Salah seorang teman saya pernah mengalami situasi hidup dan mati karena terjatuh dari sampan dan kemudian terseret arus. Ia bercerita bahwa arus itu sangat kuat menyeretnya. Ia berusaha melawan arus dengan berenang ke arah yang berlawanan tetapi tenaganya tidak cukup kuat untuk bertahan. Untunglah ditengah keadaan berbahaya itu ia kemudian melihat sebuah dahan yang cukup besar sehingga ia bisa berpegangan disana sampai diselamatkan. Melawan arus memang tidak mudah, apalagi kalau sendirian. Kita mungkin bisa bertahan sampai waktu tertentu, tetapi tenaga kita yang terbatas akan terus berkurang sehingga pada suatu saat kita akan menyerah dan terseret arus untuk dibawa entah kemana. Betapa mengerikan seandainya diujung sana terbentang air terjun dengan jurang yang besar. Nyawa kita pun bisa hilang kalau itu yang terjadi. Dalam kehidupan ini kita pun seringkali harus terus berjuang melawan arus penyesatan di dunia. Kita sudah mati-matian berusaha untuk tidak terseret, tetapi arus yang sangat kuat bisa jadi menekan kita terus menerus sehingga pada saat kita lemah, kita pun akhirnya bisa ikut terseret arus itu. Melawan arus dunia seperti ini tidaklah mudah karena serangannya bisa dari segala arah. Salah-salah, kita bisa terbawa arus dalam berlayar mengarungi derasnya samudera kehidupan, dan akibatnya terperangkap pada akhir yang salah.

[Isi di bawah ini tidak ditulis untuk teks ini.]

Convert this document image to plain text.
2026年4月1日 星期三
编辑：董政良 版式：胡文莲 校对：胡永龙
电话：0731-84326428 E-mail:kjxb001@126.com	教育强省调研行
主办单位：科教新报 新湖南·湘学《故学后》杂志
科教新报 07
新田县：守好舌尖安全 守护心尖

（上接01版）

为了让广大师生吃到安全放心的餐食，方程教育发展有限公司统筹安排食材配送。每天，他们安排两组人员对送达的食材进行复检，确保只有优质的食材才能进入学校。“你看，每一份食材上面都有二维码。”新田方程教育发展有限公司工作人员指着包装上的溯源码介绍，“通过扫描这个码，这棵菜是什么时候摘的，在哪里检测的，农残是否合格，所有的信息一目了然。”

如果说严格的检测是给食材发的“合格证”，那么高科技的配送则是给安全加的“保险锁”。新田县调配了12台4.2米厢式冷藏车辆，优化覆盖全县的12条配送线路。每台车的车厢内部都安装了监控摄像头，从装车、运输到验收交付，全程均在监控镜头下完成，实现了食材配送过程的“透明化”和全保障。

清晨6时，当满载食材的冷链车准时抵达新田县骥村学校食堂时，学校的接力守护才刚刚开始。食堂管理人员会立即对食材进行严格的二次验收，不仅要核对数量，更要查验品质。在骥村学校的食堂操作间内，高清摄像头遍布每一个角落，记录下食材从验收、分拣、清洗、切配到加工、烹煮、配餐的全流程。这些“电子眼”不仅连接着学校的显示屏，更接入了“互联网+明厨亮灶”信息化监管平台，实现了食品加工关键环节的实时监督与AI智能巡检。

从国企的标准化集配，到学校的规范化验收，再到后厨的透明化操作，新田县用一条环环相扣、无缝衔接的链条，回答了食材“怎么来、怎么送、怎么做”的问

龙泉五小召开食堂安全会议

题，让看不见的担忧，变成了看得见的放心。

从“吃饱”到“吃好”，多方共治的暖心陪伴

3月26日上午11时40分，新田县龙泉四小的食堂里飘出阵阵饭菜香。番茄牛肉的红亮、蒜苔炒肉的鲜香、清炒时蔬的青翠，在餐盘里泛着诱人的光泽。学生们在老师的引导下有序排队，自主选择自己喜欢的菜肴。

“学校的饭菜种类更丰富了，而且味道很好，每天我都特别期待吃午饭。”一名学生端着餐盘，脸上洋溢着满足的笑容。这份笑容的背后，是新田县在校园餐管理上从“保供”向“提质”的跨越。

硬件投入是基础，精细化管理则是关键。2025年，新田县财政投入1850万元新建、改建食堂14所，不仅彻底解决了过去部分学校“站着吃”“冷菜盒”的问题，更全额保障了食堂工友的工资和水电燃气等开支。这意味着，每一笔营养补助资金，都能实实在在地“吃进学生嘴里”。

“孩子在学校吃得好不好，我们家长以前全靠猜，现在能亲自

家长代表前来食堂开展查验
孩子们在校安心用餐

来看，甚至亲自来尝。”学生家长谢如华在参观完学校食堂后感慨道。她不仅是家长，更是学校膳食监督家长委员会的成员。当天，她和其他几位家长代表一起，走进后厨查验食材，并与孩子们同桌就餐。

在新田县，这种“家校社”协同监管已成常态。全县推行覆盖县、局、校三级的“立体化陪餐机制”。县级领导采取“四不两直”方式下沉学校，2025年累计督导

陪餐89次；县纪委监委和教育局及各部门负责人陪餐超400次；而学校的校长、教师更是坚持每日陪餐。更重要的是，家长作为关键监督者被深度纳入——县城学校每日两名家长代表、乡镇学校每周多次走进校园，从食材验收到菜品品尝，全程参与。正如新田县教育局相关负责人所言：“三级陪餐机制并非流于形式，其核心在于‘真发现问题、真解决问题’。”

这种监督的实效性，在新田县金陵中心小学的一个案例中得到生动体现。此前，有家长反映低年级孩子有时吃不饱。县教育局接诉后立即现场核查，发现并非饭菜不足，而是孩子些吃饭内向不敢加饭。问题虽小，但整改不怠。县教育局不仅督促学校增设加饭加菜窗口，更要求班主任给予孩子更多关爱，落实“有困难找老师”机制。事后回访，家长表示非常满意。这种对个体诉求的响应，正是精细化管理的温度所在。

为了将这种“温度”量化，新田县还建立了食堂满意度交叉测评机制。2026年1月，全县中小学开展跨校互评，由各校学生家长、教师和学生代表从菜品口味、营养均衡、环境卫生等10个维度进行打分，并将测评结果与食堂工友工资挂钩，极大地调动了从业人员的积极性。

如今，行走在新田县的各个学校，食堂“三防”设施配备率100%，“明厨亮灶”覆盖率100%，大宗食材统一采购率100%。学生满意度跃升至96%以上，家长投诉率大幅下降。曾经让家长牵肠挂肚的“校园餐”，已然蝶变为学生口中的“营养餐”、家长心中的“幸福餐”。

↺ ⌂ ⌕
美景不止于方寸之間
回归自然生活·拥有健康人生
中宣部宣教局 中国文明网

Mari kita lihat ketika situasi yang sama menimpa para murid Yesus dalam Markus 6. Tepat setelah Yesus melakukan mukjizat lewat lima roti dan dua ikan untuk memberi makan ribuan orang, murid-murid Yesus segera diperintahkan untuk berlayar terlebih dahulu menuju Betsaida, sementara Yesus sendiri mengambil waktu untuk bersama Bapa dengan pergi ke atas bukit untuk berdoa. Ketika para murid sudah sampai di tengah danau, muncullah angin sakal pada malam itu. Angin sakal adalah jenis angin yang berlawanan dengan arah perahu, bertiup datang dari depan. Bisa dibayangkan bagaimana mereka kepayahan mendayung kapal untuk melawan angin sakal tersebut. Di saat tengah malam mencapai masa-masa puncaknya, sekitar jam tiga, dan disaat mereka mungkin mulai kelelahan mendayung, datanglah Yesus dengan berjalan di atas air. Markus mencatat demikian: "Ketika Ia melihat betapa payahnya mereka mendayung karena angin sakal, maka kira-kira jam tiga malam Ia datang kepada mereka berjalan di atas air dan Ia hendak melewati mereka." (Markus 6:48). Mungkin karena sempat kelelahan mendayung, konsentrasi mereka menjadi lemah, dan sempat kaget mengira bahwa yang mendatangi mereka adalah hantu. Mereka pun menjadi panik. "Ketika mereka melihat Dia berjalan di atas air, mereka mengira bahwa Ia adalah hantu, lalu mereka berteriak-teriak" (ay 48). Tapi Yesus berkata: "Tenanglah! Aku ini, jangan takut!" (ay 50). Begitu Yesus naik ke perahu, serta merta angin pun reda. (ay 51). Mereka pun bisa mendayung dengan tenang hingga sampai ke tujuan.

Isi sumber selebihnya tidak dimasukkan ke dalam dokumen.